Son sermon surréaliste a commençait par son cheval de bataille, c’est-à-dire tenter de relier le FN au régime d’al-Assad (pourtant laïc de gauche) pour bien brouiller les pistes et imposer l’opprobre sur toutes les opinions que ne seraient pas dans sa ligne et celle officielle du Hollandisme. La Fourest lançait l’idée d’un autre amalgame délirant en prétendant : « ce nationalisme qui soutient le régime de Bachar al-Assad et aussi d’ailleurs la politique de Poutine ». En trois phrases nous nous retrouvions d’un sujet de départ consacré à la livraison d’armes aux rebelles syriens, à l’extrême-droite française, la Russie terrifiante de Poutine et une dictature sanglante en Syrie… Rien que çà !

De plus, vous devrez braves « Français moisis » gens savoir que si vous n’êtes pas pour la livraison d’armes aux islamistes syriens, vous êtes donc des nazis à la solde de Poutine, du FN et par-dessus le marché responsable de 70 000 morts en Syrie. Or dans cette affaire, pour la Fourest, il est certain que les rebelles que nous voyons dans les vidéos ne tuent jamais personne, ce sont toujours des balles gouvernementales qui tuent… Un peu plus loin dans cette prose vomitive d’appel à la guerre, l’égérie des Femen ne pouvant pas toutefois esquiver le problème des islamistes syriens et des désastres dans les pays « libérés » des « tyrans » abominables qui étranglaient la Démocratie… Blablabla… Mais la Fourest ayant réponse à tout continuait son délire en déroulant son programme… militaire.

Selon cette gardienne du temple des Droits de l’Hommiste (ou plutôt de la Femme ?), il y aurait bien en Syrie une montée en puissance des rebelles islamistes qui seront bien sur dans le futur tout à fait dangereux.
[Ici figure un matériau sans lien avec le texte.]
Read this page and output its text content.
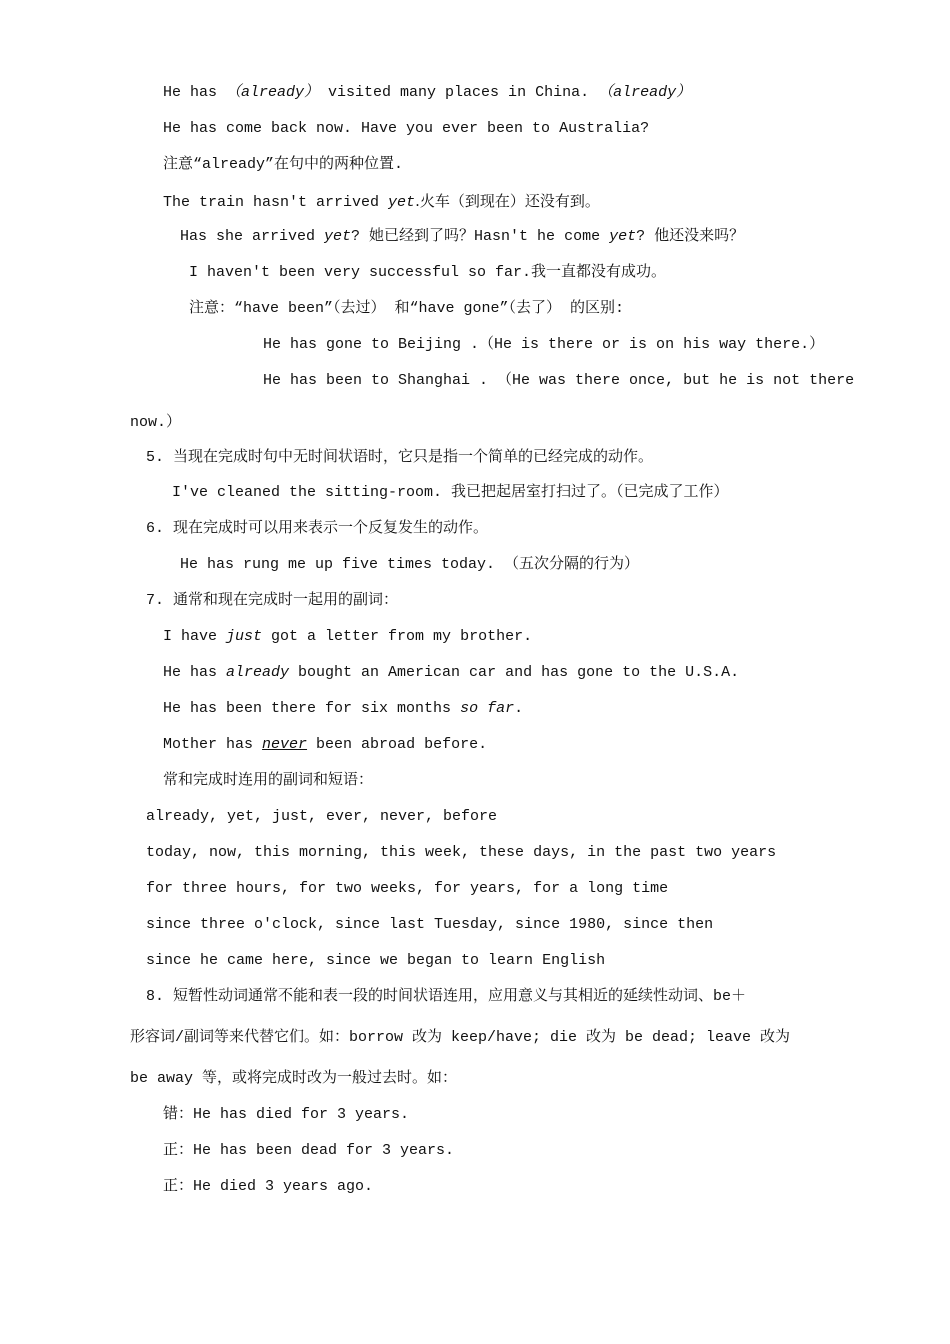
He has （already） visited many places in China. （already）
He has come back now. Have you ever been to Australia?
注意“already”在句中的两种位置.
The train hasn't arrived yet.火车（到现在）还没有到。
Has she arrived yet? 她已经到了吗？Hasn't he come yet? 他还没来吗？
I haven't been very successful so far.我一直都没有成功。
注意：“have been”（去过） 和“have gone”（去了） 的区别:
He has gone to Beijing .（He is there or is on his way there.）
He has been to Shanghai . （He was there once, but he is not there
now.）
5. 当现在完成时句中无时间状语时，它只是指一个简单的已经完成的动作。
I've cleaned the sitting-room. 我已把起居室打扫过了。（已完成了工作）
6. 现在完成时可以用来表示一个反复发生的动作。
He has rung me up five times today. （五次分隔的行为）
7. 通常和现在完成时一起用的副词：
I have just got a letter from my brother.
He has already bought an American car and has gone to the U.S.A.
He has been there for six months so far.
Mother has never been abroad before.
常和完成时连用的副词和短语：
already, yet, just, ever, never, before
today, now, this morning, this week, these days, in the past two years
for three hours, for two weeks, for years, for a long time
since three o'clock, since last Tuesday, since 1980, since then
since he came here, since we began to learn English
8. 短暂性动词通常不能和表一段的时间状语连用，应用意义与其相近的延续性动词、be＋
形容词/副词等来代替它们。如：borrow 改为 keep/have; die 改为 be dead; leave 改为
be away 等，或将完成时改为一般过去时。如：
错：He has died for 3 years.
正：He has been dead for 3 years.
正：He died 3 years ago.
Etrange logique donc de livrer à ces gens des armes meurtrières, mais rien à craindre, la Fourest sait faire le tri entre les « gentils rebelles » et les « méchants rebelles »… Continuant encore plus loin dans son cynisme, elle déclarait même que Bachar al-Assad luttait contre son peuple pour le massacrer…

Bien évidemment, pas un mot de la Fourest sur les minorités syriennes, soit musulmanes, comme les Alaouites, soit chrétiennes avec les Druses, les Syriaques et les chrétiens d’Orient ou encore les Kurdes musulmans… Ces gens qui luttent pour leur survie ne sont dans le cerveau malade de cette propagandiste criminelle rien que du vide, le néant, des gens dont la vie n’est rien et dont il ne faut pas se soucier afin de pouvoir dans des flots de sang crier « Hourra, victoire ! ».

A l’écouter, nous entendons surtout la voix d’outre-tombe de Marat l’homme qui réclamait 100 000 têtes ou du père Duchesne, le chef du parti des Enragés, qui réclamait lui aussi du sang pour sauver ces idéaux. La Fourest met les Droits de l’Homme universels au-dessus de la souveraineté des Etats, elle s’oublie en trahissant les premiers.

Et bien non, non et non ! La Fourest, doit savoir qu’être contre la livraison d’armes en Syrie ce n’est pas être fasciste et que soutenir les négociations autour d’une table entre Syriens ce n’est pas être de mauvaise foi, ne pas vouloir livrer des armes à des islamistes ce n’est pas être contre la Démocratie.

Non la Fourest, ne pas être hétéro ce n’est pas avoir toujours raison et être exempt de partialité et de partis pris. En faisant des amalgames de cette nature, la Fourest nous montre surtout que la Démocratie est fatiguée d’être défendue par ceux qui sont ses meilleurs et pires ennemis.